Why courts take too long to conclude high-profile graft cases

Sunday October 20 2019

Ever since the corruption division was created, many cases have been brought to court. PHOTO | FILE | NATION MEDIA GROUP


The arrest and arraignment of high-profile individuals over graft-related charges has often been marked with extensive publicity and fanfare, raising hopes among Kenyans that a lot of effort is being exerted to fight corruption.

Their lawyers will spend considerable effort using their best legal arguments to ensure their clients are released on bail.

After securing freedom, little comes out of the cases, as either they drag on forever, are terminated prematurely, or an acquittal is pronounced by the court “for lack of sufficient evidence”.

Prosecutors’ inability to secure timely convictions, or any at all, has mainly been blamed for the way most corruption cases are being handled, especially by investigators, police and prosecutors.

Some of the challenges range from lack of thorough investigations and overcrowded charge sheets to non-credible witnesses, and failure to comply with the law of evidence.



Law Society of Kenya President Allen Gichuhi says one of the persistent complaints is that where, say, five accused persons are charged with too many counts and prosecutors also line up too many witnesses, such a case ends up being convoluted.

“Some of the suggestions that have been made is the prosecution should sieve and identify the counts they are very confident they have all the evidence and can be concluded faster, then leave out the counts that are shaky, because at the end of the day, what matters is a conviction,” Mr Gichuhi.

The Director of Public Prosecutions (DPP) has also saddled the criminal registry with many accused persons who arguably ought to have been dealt with separately.

Lawyer Nelson Havi says the trial ends up with a scenario where there are more than 10 accused persons with one charge sheet and about 30 witnesses.

“It is improbable that such a case can be determined within a year,” he says.

Lawyer Harun Ndubi adds that when the DPP opts to charge everybody, two challenges arise.

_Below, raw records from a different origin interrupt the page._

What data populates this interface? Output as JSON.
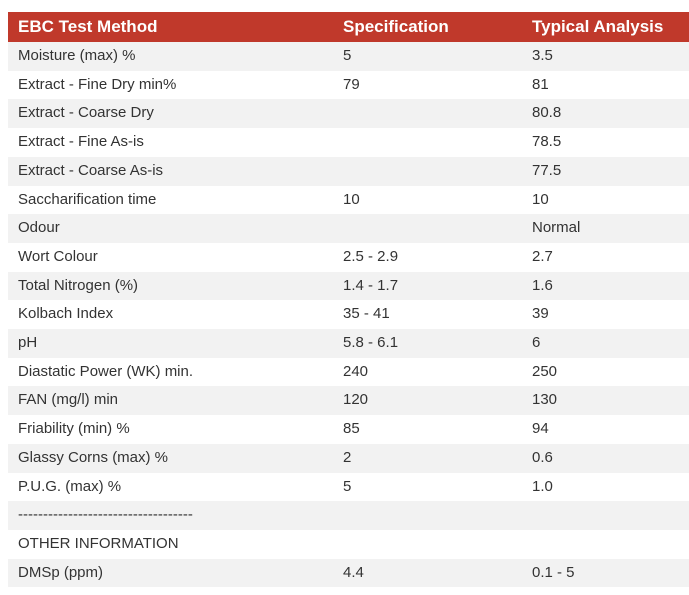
{
  "table": {
    "headers": [
      "EBC Test Method",
      "Specification",
      "Typical Analysis"
    ],
    "rows": [
      [
        "Moisture (max) %",
        "5",
        "3.5"
      ],
      [
        "Extract - Fine Dry min%",
        "79",
        "81"
      ],
      [
        "Extract - Coarse Dry",
        "",
        "80.8"
      ],
      [
        "Extract - Fine As-is",
        "",
        "78.5"
      ],
      [
        "Extract - Coarse As-is",
        "",
        "77.5"
      ],
      [
        "Saccharification time",
        "10",
        "10"
      ],
      [
        "Odour",
        "",
        "Normal"
      ],
      [
        "Wort Colour",
        "2.5 - 2.9",
        "2.7"
      ],
      [
        "Total Nitrogen (%)",
        "1.4 - 1.7",
        "1.6"
      ],
      [
        "Kolbach Index",
        "35 - 41",
        "39"
      ],
      [
        "pH",
        "5.8 - 6.1",
        "6"
      ],
      [
        "Diastatic Power (WK) min.",
        "240",
        "250"
      ],
      [
        "FAN (mg/l) min",
        "120",
        "130"
      ],
      [
        "Friability (min) %",
        "85",
        "94"
      ],
      [
        "Glassy Corns (max) %",
        "2",
        "0.6"
      ],
      [
        "P.U.G. (max) %",
        "5",
        "1.0"
      ],
      [
        "-----------------------------------",
        "",
        ""
      ],
      [
        "OTHER INFORMATION",
        "",
        ""
      ],
      [
        "DMSp (ppm)",
        "4.4",
        "0.1 - 5"
      ]
    ]
  },
  "colors": {
    "header_bg": "#c0392b",
    "header_text": "#ffffff",
    "row_alt_bg": "#f2f2f2",
    "text": "#333333"
  }
}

First, there will be no witness.


Secondly, if more than 10 accused persons are brought together in one charge sheet and each is entitled to a lawyer of their choice, there will be too many lawyers seeking to address the court.

It gets complicated managing those lawyers in terms of their submissions, particularly if some of the accused persons have hired the services of more than one lawyer and each wants to cross-examine witnesses and address the court.

“So you find that you have a logistical difficulty because even getting a date that is convenient to all those lawyers is very difficult. That is why some of those cases have been allocated dates of next year. Because lawyers’ diaries are already clogged for this year,” he says.

Equally, it does not make prudent use of the criminal justice system to have 10 lawyers against one prosecutor.

However prepared, such a prosecutor may be outmanned. Many of the people who appear as accused are actually witnesses, and the DPP should target the suspect that bears the highest responsibility for a suspected offence with the others engaged as witnesses.

“There are people who may have played a role but they are very resourceful; they have the information. They should be made state witnesses,” says lawyer Okweh Achiando.


In cases where all the people involved were charged, the State has often called witnesses from related departments but who were not directly involved in the matter and may not be very helpful to the case.

A senior DPP counsel, who shared the prosecution’s perspective on the matter on condition of anonymity, says they are left with no option but to bring many witnesses because they are required under the law to prove the obvious, even matters that are not contested.

“The law requires that we call witnesses to state even that which is not in dispute. This is the reason why we have so many witnesses, and you can see that takes a lot of time,” the DPP counsel said.

Further, looking at those charged with graft, if it is a company, it often comes out that all the accused had a role to play, and proving the charge of conspiracy will only require that all those involved be charged.

“We have been struggling with the issue, whether to prefer charges only to the main players in the offence. However, you find that each had a role to play and they all need to be charged so that we can demonstrate the chain leading to the offence,” the DPP counsel said.


Ever since the corruption division was created, many cases have been brought to court. DPP Noordin Haji has been particular that no one will be spared.

But his efforts are being constrained by the lack of capacity in terms of personnel and time to prepare.

There are approximately 900 State prosecutors against an ever-increasing number of corruption cases and others pending in court.

“Many of these white-collar crimes have very voluminous documents and need thorough review of the documentation for purposes of prosecution. This seldom happens, and often the prosecution ends up adding additional information as they go on with the trial. So they end up prosecuting a case piecemeal,” lawyer Havi said.

The law that clearly stipulates the rights enjoyed by all accused persons has also constrained the DPP’s free will in managing some of the suspects who bear the greatest responsibility, such as having them denied bail to deter others from engaging in graft.

This, in addition to the presumption of innocence until proven guilty, has seen courts release suspects on bail irrespective of the nature of the economic crime committed.